A successful organization depends on the value it provides. Your goal is to enable your users with a new “superpower:” something that helps them do their jobs and meet their goals better, faster, more creatively or more efficiently.
Second, the team gets value. With robust feedback mechanisms, teams understand the difference between the users’ needs and their own understanding. As the batch size gets smaller (implying delivery happens more often), the ability to change the prior release and engineer a better starting point for the next set of work increases. Interacting with users and collaborating with team members requires vision and psychological safety. This means less time dealing with failure demand (fixing defects and reworking delivered features) and more time delivering feature demand—new features and value.
Ultimately, this all adds up to making the organization itself more valuable, with real, long-term, resilient, measurable value.
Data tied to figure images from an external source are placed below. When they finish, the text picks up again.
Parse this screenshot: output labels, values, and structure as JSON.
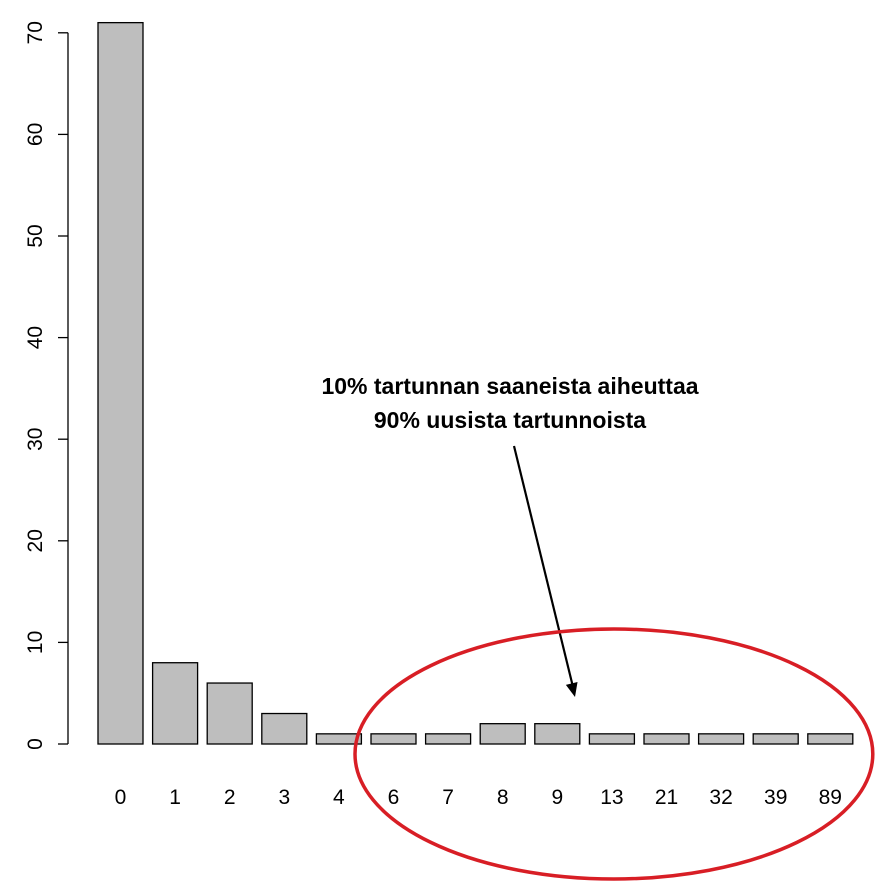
{
  "chart_data": {
    "type": "bar",
    "title": "",
    "xlabel": "",
    "ylabel": "",
    "categories": [
      "0",
      "1",
      "2",
      "3",
      "4",
      "6",
      "7",
      "8",
      "9",
      "13",
      "21",
      "32",
      "39",
      "89"
    ],
    "values": [
      71,
      8,
      6,
      3,
      1,
      1,
      1,
      2,
      2,
      1,
      1,
      1,
      1,
      1
    ],
    "ylim": [
      0,
      70
    ],
    "yticks": [
      0,
      10,
      20,
      30,
      40,
      50,
      60,
      70
    ],
    "grid": false,
    "annotation": {
      "lines": [
        "10% tartunnan saaneista aiheuttaa",
        "90% uusista tartunnoista"
      ],
      "highlight_categories": [
        "6",
        "7",
        "8",
        "9",
        "13",
        "21",
        "32",
        "39",
        "89"
      ]
    },
    "colors": {
      "bar_fill": "#bebebe",
      "bar_stroke": "#000000",
      "highlight": "#d81e25"
    }
  }
}
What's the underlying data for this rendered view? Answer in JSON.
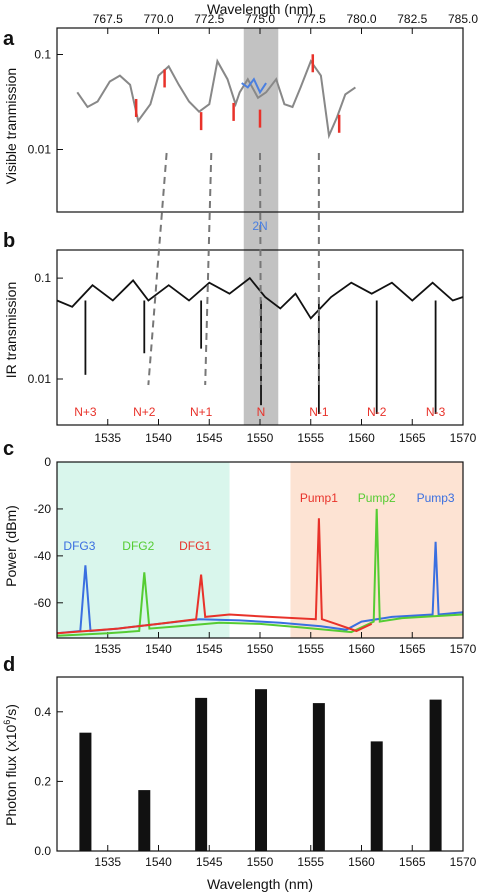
{
  "chart_data": [
    {
      "panel": "a",
      "type": "line",
      "xlabel": "Wavelength (nm)",
      "ylabel": "Visible tranmission",
      "xlim": [
        765.0,
        785.0
      ],
      "xticks": [
        "767.5",
        "770.0",
        "772.5",
        "775.0",
        "777.5",
        "780.0",
        "782.5",
        "785.0"
      ],
      "ylim": [
        0.0022,
        0.19
      ],
      "yscale": "log",
      "yticks": [
        "0.1",
        "0.01"
      ],
      "annotation": "2N",
      "colors": {
        "trace": "#888888",
        "highlight": "#4a7fe0",
        "dips": "#e8322a"
      },
      "trace": {
        "x": [
          766.0,
          766.5,
          767.0,
          767.6,
          768.1,
          768.6,
          769.0,
          769.6,
          770.0,
          770.5,
          771.0,
          771.5,
          772.0,
          772.5,
          772.9,
          773.4,
          773.8,
          774.0,
          774.4,
          774.9,
          775.3,
          775.8,
          776.2,
          776.6,
          777.0,
          777.5,
          778.0,
          778.4,
          778.8,
          779.2,
          779.7
        ],
        "y": [
          0.04,
          0.028,
          0.032,
          0.052,
          0.06,
          0.048,
          0.02,
          0.03,
          0.06,
          0.075,
          0.048,
          0.032,
          0.025,
          0.03,
          0.085,
          0.055,
          0.03,
          0.04,
          0.055,
          0.035,
          0.04,
          0.055,
          0.03,
          0.028,
          0.045,
          0.085,
          0.06,
          0.014,
          0.022,
          0.038,
          0.045
        ]
      },
      "highlight": {
        "x": [
          774.1,
          774.4,
          774.7,
          775.0,
          775.3
        ],
        "y": [
          0.05,
          0.045,
          0.055,
          0.04,
          0.05
        ]
      },
      "red_dips": [
        {
          "x": 768.9,
          "y": 0.022
        },
        {
          "x": 770.3,
          "y": 0.045
        },
        {
          "x": 772.1,
          "y": 0.016
        },
        {
          "x": 773.7,
          "y": 0.02
        },
        {
          "x": 775.0,
          "y": 0.017
        },
        {
          "x": 777.6,
          "y": 0.065
        },
        {
          "x": 778.9,
          "y": 0.015
        }
      ]
    },
    {
      "panel": "b",
      "type": "line",
      "xlabel": "",
      "ylabel": "IR transmission",
      "xlim": [
        1530.0,
        1570.0
      ],
      "ylim": [
        0.0035,
        0.19
      ],
      "yscale": "log",
      "yticks": [
        "0.1",
        "0.01"
      ],
      "colors": {
        "trace": "#111111",
        "labels": "#e8322a"
      },
      "trace": {
        "x": [
          1530.0,
          1531.5,
          1533.5,
          1535.5,
          1537.5,
          1539.0,
          1541.0,
          1543.0,
          1545.0,
          1547.0,
          1549.0,
          1550.5,
          1552.0,
          1553.5,
          1555.0,
          1557.0,
          1559.0,
          1561.0,
          1563.0,
          1565.0,
          1567.0,
          1569.0,
          1570.0
        ],
        "y": [
          0.06,
          0.052,
          0.085,
          0.06,
          0.095,
          0.06,
          0.085,
          0.06,
          0.09,
          0.07,
          0.1,
          0.065,
          0.05,
          0.07,
          0.04,
          0.065,
          0.09,
          0.07,
          0.09,
          0.06,
          0.09,
          0.06,
          0.065
        ]
      },
      "dips": [
        {
          "x": 1532.8,
          "y": 0.011
        },
        {
          "x": 1538.6,
          "y": 0.018
        },
        {
          "x": 1544.2,
          "y": 0.02
        },
        {
          "x": 1550.1,
          "y": 0.0055
        },
        {
          "x": 1555.8,
          "y": 0.0045
        },
        {
          "x": 1561.5,
          "y": 0.0045
        },
        {
          "x": 1567.3,
          "y": 0.0045
        }
      ],
      "mode_labels": [
        {
          "text": "N+3",
          "x": 1532.8
        },
        {
          "text": "N+2",
          "x": 1538.6
        },
        {
          "text": "N+1",
          "x": 1544.2
        },
        {
          "text": "N",
          "x": 1550.1
        },
        {
          "text": "N-1",
          "x": 1555.8
        },
        {
          "text": "N-2",
          "x": 1561.5
        },
        {
          "text": "N-3",
          "x": 1567.3
        }
      ],
      "band": [
        1548.4,
        1551.8
      ],
      "dashed_links": [
        {
          "top_nm": 770.4,
          "bottom_nm": 1539.0
        },
        {
          "top_nm": 772.6,
          "bottom_nm": 1544.6
        },
        {
          "top_nm": 775.0,
          "bottom_nm": 1550.1
        },
        {
          "top_nm": 777.9,
          "bottom_nm": 1555.8
        }
      ]
    },
    {
      "panel": "c",
      "type": "line",
      "xlabel": "",
      "ylabel": "Power (dBm)",
      "xlim": [
        1530.0,
        1570.0
      ],
      "xticks": [
        "1535",
        "1540",
        "1545",
        "1550",
        "1555",
        "1560",
        "1565",
        "1570"
      ],
      "ylim": [
        -75,
        0
      ],
      "yticks": [
        "0",
        "-20",
        "-40",
        "-60"
      ],
      "shaded_regions": [
        {
          "from": 1530.0,
          "to": 1547.0,
          "color": "#d9f6ec"
        },
        {
          "from": 1553.0,
          "to": 1570.0,
          "color": "#fde3d3"
        }
      ],
      "series": [
        {
          "name": "DFG3 / Pump3",
          "color": "#3a6fe0",
          "x": [
            1530.0,
            1532.3,
            1532.8,
            1533.3,
            1536.0,
            1540.0,
            1544.0,
            1548.0,
            1552.0,
            1556.0,
            1558.5,
            1560.0,
            1563.0,
            1567.0,
            1567.3,
            1567.6,
            1570.0
          ],
          "y": [
            -73.0,
            -72.0,
            -44.0,
            -72.0,
            -71.0,
            -69.0,
            -67.0,
            -67.5,
            -68.5,
            -70.0,
            -71.5,
            -68.0,
            -66.0,
            -65.0,
            -34.0,
            -65.0,
            -64.0
          ]
        },
        {
          "name": "DFG2 / Pump2",
          "color": "#55cc33",
          "x": [
            1530.0,
            1535.0,
            1538.1,
            1538.6,
            1539.1,
            1542.0,
            1546.0,
            1550.0,
            1554.0,
            1559.0,
            1561.2,
            1561.5,
            1561.8,
            1564.0,
            1570.0
          ],
          "y": [
            -74.0,
            -73.0,
            -72.0,
            -47.0,
            -71.0,
            -70.0,
            -68.5,
            -69.0,
            -70.5,
            -72.5,
            -68.0,
            -20.0,
            -68.0,
            -66.5,
            -65.0
          ]
        },
        {
          "name": "DFG1 / Pump1",
          "color": "#e8322a",
          "x": [
            1530.0,
            1536.0,
            1540.0,
            1543.7,
            1544.2,
            1544.6,
            1547.0,
            1551.0,
            1555.5,
            1555.8,
            1556.1,
            1557.5,
            1559.5,
            1561.0
          ],
          "y": [
            -73.0,
            -71.0,
            -69.0,
            -67.0,
            -48.0,
            -66.0,
            -65.0,
            -66.0,
            -67.0,
            -24.0,
            -67.0,
            -69.0,
            -72.0,
            -69.0
          ]
        }
      ],
      "peak_labels": [
        {
          "text": "DFG3",
          "x": 1532.8,
          "color": "#3a6fe0"
        },
        {
          "text": "DFG2",
          "x": 1538.6,
          "color": "#55cc33"
        },
        {
          "text": "DFG1",
          "x": 1544.2,
          "color": "#e8322a"
        },
        {
          "text": "Pump1",
          "x": 1555.8,
          "color": "#e8322a"
        },
        {
          "text": "Pump2",
          "x": 1561.5,
          "color": "#55cc33"
        },
        {
          "text": "Pump3",
          "x": 1567.3,
          "color": "#3a6fe0"
        }
      ]
    },
    {
      "panel": "d",
      "type": "bar",
      "xlabel": "Wavelength (nm)",
      "ylabel_parts": [
        "Photon flux (x10",
        "6",
        "/s)"
      ],
      "xlim": [
        1530.0,
        1570.0
      ],
      "xticks": [
        "1535",
        "1540",
        "1545",
        "1550",
        "1555",
        "1560",
        "1565",
        "1570"
      ],
      "ylim": [
        0.0,
        0.5
      ],
      "yticks": [
        "0.0",
        "0.2",
        "0.4"
      ],
      "color": "#111111",
      "x": [
        1532.8,
        1538.6,
        1544.2,
        1550.1,
        1555.8,
        1561.5,
        1567.3
      ],
      "values": [
        0.34,
        0.175,
        0.44,
        0.465,
        0.425,
        0.315,
        0.435
      ]
    }
  ]
}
Not with short-term accounting tricks that may look good on paper but cheat or damage users, teams, society, the planet, or other stakeholders.
This is the real stuff.
Taking small steps will keep you from smashing into a wall or falling into a hole, but that’s not quite enough. You need to also make sure you’re still headed in the right direction.
A traditional project retrospective, or “post-mortem,” is aptly named. It’s too late. The patient is dead. Even a bi-weekly retrospective may be too late to prevent collateral damage. Instead, you want to create an environment of Continuous Review & Repair.
We use After Action Reviews (AAR) whenever needed. It’s critical to be able to perform an AAR in a psychologically safe, blame-free environment otherwise they do not work. The goal is not blame, but learning. Learning what needs to change; what needs to be fixed or changed.
In a similar spirit, “code reviews” should never really be about the code. If you’re worried about less experienced developers making mistakes that might need code review, you should be using pair programming or ensemble (“mob”) programming instead. What we will do for a “code review” should instead be focused on a decision review.
In other words, discuss what trade-offs were made, and why, and whether that is still appropriate. The results of this discussion are worth documenting, either in the code, or in a project wiki, etc. In addition to reviewing the decisions made now, set a date in the future to revisit these decisions, to ensure that you are still headed in the right direction.
That’s the continuous part. These decisions made sense at the time, but are they still appropriate a year from now? Five?
Similarly for everything from relationships to process to code. We know we need to fix defects in code, and improve code by refactoring (which doesn’t change functionality), but the same thing needs to happen with everything else as well.
Review your relationships. Is there a defect that needs repair? What about your process? Your environment? Regularly take a look, hold an AAR if needed, and formally schedule any repairs needed.
Taken all together, we can move beyond a simple CI/CD approach and move toward an effective Continuous Paradigm.